Entry Island(44)
Most everyone had their heads covered. The men with top hats or cloth caps, the women with all manner of bonnets tied under the chin to stop them from blowing away. The clack of horses’ hooves, and the metal of cartwheels on cobbles filled the air, along with the wind and the voices of people that were carried on it.
I heard a Gaelic greeting: ‘Ciamar a tha thu?’ A young woman’s voice. But I didn’t turn, because I couldn’t imagine that she was addressing me. Until she said it again, and it seemed as if she were right behind me. I turned and found myself looking into the fine face of a pretty teenage girl, her black hair piled up in pleats, a dark coat open over a long dress that buttoned high up to the neck and trailed almost to the ground. She looked at me with knowing blue eyes that seemed to have a smile in them. ‘Bet you don’t know who I am,’ she said to me in English.
I smiled. ‘Of course I do.’ And I hoped she couldn’t hear the thumping of my heart. ‘How could I forget? My arms are still aching from carrying you all that way.’
It pleased me to see her blush, and I pressed home my advantage.
‘I thought you couldn’t speak Gaelic.’
She shrugged casually. ‘I don’t. But I learned a few phrases – just in case I should ever bump into you again.’
Now it was my turn to blush. I could feel the colour rising high and hot on my cheeks.
She had regained the advantage and smiled. ‘But the last time we met you couldn’t speak any English.’
I felt the initiative swing back in my direction, ‘I took English at school,’ I said. ‘Learned the whole language, just in case I should ever come across you lying in a ditch again.’ Her eyes widened a little. ‘But I haven’t had much chance to use it since I left.’
Her face clouded. ‘You’ve left school already?’
‘Three years ago.’
Now she was astonished. ‘But you couldn’t have been any more than …’ She searched my face, trying to guess my age.
I helped her out. ‘Twelve at that time.’
‘That’s far too young to be leaving school. I’ll be tutored until I’m eighteen.’
‘I was needed to work on the croft.’
‘What kind of work?’
‘Well, right now I’m drystane dyking.’
She laughed. ‘Are you still speaking English, or what?’

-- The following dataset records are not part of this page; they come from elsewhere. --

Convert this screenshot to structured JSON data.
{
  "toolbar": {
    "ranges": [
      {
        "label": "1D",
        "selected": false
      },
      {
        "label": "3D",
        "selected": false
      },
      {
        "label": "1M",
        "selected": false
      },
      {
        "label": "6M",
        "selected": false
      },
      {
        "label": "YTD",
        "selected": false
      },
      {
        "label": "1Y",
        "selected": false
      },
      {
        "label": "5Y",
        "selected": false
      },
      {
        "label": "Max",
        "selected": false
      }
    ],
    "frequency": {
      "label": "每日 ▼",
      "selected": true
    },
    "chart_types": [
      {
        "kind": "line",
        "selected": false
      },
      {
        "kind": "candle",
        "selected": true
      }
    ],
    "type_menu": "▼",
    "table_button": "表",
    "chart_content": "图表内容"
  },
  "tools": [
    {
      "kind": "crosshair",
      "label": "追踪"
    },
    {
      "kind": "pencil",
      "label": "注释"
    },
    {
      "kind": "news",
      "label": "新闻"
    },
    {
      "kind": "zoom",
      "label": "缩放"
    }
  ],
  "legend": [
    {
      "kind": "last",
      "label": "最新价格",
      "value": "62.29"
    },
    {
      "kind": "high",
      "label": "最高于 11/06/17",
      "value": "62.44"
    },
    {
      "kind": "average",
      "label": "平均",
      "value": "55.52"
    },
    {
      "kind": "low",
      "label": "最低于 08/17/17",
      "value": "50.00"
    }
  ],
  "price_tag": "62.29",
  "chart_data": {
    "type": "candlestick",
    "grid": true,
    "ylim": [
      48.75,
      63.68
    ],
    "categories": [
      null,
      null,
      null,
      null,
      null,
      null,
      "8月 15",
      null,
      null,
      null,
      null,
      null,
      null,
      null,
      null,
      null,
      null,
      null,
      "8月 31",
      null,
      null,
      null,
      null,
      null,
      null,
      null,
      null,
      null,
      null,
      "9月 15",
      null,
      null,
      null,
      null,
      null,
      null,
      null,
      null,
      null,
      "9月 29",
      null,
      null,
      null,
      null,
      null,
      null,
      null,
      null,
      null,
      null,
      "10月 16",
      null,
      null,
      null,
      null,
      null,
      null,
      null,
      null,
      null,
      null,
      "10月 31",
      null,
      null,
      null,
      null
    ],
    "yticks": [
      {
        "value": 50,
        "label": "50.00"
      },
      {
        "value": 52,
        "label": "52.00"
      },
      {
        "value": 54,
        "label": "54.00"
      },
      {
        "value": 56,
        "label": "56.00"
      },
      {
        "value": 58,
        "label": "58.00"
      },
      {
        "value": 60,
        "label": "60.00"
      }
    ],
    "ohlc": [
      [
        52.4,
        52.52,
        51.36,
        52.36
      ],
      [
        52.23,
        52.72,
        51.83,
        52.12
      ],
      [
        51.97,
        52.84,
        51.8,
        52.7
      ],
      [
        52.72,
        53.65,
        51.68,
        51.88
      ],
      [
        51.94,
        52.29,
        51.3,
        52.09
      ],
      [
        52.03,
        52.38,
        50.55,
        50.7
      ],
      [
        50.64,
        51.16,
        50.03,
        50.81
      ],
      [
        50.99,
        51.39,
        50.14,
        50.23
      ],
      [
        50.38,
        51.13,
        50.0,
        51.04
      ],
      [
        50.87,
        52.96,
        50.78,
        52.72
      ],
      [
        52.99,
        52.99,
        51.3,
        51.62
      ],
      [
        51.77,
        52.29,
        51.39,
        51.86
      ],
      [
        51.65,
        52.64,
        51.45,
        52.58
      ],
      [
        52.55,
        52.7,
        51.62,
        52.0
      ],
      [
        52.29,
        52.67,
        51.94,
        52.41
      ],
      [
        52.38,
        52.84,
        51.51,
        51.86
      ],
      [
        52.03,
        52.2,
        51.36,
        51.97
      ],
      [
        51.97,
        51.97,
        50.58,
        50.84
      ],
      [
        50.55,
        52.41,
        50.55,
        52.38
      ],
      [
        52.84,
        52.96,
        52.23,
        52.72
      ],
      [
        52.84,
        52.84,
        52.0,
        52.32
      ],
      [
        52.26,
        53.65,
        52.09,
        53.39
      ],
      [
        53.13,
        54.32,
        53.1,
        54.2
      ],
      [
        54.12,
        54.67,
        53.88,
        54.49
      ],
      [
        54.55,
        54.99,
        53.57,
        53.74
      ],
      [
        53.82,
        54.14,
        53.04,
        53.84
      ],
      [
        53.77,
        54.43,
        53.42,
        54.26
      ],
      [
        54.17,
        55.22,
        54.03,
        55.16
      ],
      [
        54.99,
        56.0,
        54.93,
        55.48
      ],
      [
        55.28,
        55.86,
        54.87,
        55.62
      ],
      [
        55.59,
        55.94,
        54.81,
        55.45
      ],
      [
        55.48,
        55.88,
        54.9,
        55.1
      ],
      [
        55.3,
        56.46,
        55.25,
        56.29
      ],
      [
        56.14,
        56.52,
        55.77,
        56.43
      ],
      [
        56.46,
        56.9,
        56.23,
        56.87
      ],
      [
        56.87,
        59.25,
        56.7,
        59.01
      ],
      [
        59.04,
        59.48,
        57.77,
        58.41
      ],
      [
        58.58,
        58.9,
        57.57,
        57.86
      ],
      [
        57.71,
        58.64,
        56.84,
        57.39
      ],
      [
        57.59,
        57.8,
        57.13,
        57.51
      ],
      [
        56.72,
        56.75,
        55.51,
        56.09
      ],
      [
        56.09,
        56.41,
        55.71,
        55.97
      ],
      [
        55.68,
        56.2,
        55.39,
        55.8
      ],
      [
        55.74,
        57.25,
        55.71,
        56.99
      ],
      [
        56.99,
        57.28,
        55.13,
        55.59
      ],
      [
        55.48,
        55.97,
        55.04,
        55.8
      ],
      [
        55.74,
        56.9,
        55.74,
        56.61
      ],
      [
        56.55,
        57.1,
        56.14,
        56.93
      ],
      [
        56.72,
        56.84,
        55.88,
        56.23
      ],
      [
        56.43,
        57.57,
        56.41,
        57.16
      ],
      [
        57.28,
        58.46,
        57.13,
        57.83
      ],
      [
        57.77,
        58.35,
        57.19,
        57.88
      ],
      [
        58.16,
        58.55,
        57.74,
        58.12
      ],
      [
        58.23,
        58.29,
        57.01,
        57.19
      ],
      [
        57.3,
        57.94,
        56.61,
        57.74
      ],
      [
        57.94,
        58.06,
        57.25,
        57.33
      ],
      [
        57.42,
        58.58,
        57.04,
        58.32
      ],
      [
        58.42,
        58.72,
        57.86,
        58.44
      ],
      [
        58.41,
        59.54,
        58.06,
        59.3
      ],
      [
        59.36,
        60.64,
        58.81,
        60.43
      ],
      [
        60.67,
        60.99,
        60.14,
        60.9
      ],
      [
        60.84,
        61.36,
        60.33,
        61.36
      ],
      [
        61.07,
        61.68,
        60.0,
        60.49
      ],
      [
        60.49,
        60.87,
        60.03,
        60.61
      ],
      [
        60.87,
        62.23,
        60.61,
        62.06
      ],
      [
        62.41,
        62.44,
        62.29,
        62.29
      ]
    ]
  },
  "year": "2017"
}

I smiled back at her, enjoying the laughter in her eyes. ‘It means I’m building stone walls without mortar. Right now, a sheep fank up on the hill above Baile Mhanais. That’s the village where—’
She cut me off. ‘I know where you live.’
‘Do you?’ I was surprised.
She nodded. ‘I came once and stood on the hill and looked down at it. I was pretty sure I saw you on the shore. It looked as if you were gathering seaweed.’
I was excited by the thought that she had taken the trouble to come and see where I lived, but tried to hide it. ‘That’s quite possible.’
She cocked her head and looked at me curiously. ‘Why would you gather seaweed?’
‘It’s good fertiliser. We spread it on the lazy beds.’ I could see from her expression that she had no idea what I was talking about, and I didn’t want to seem like some peasant boy, so I changed the subject. ‘A tutor’s a teacher, right?’
‘A private teacher, yes.’
‘So do you go somewhere to be tutored?’
‘No, I’m tutored at the castle. My tutor has a room there.’
A group of boys pushing a cart at the gallop almost knocked us over, shouting at us to get out of the way, and we started walking along the seafront. ‘It must be amazing to live in a castle,’ I said.
But she didn’t seem impressed. ‘You live in one of those squat little stone houses with straw roofs,’ she said.
‘A blackhouse, aye.’
She shuddered. ‘I would hate that.’
Which made me laugh. ‘They’re not so little. There’s plenty of room inside for folk in one end and cows at the other.’ I knew this would get a reaction and it did.
There was horror on her face. ‘You have cows living in your house?’
‘It keeps us warm,’ I said. ‘And there’s always fresh milk on tap.’
She shuddered. ‘It sounds medieval.’
‘Not the same as living in a castle, I imagine, but I like it well enough.’
We walked on in silence for a short time and I stole a glance at her. She was quite tall. Past my shoulder, anyway, and there was a light in her smile that gave me butterflies in my tummy. She caught me looking at her and her face coloured a little, eyes dipping, a tiny smile turning up the corners of her mouth.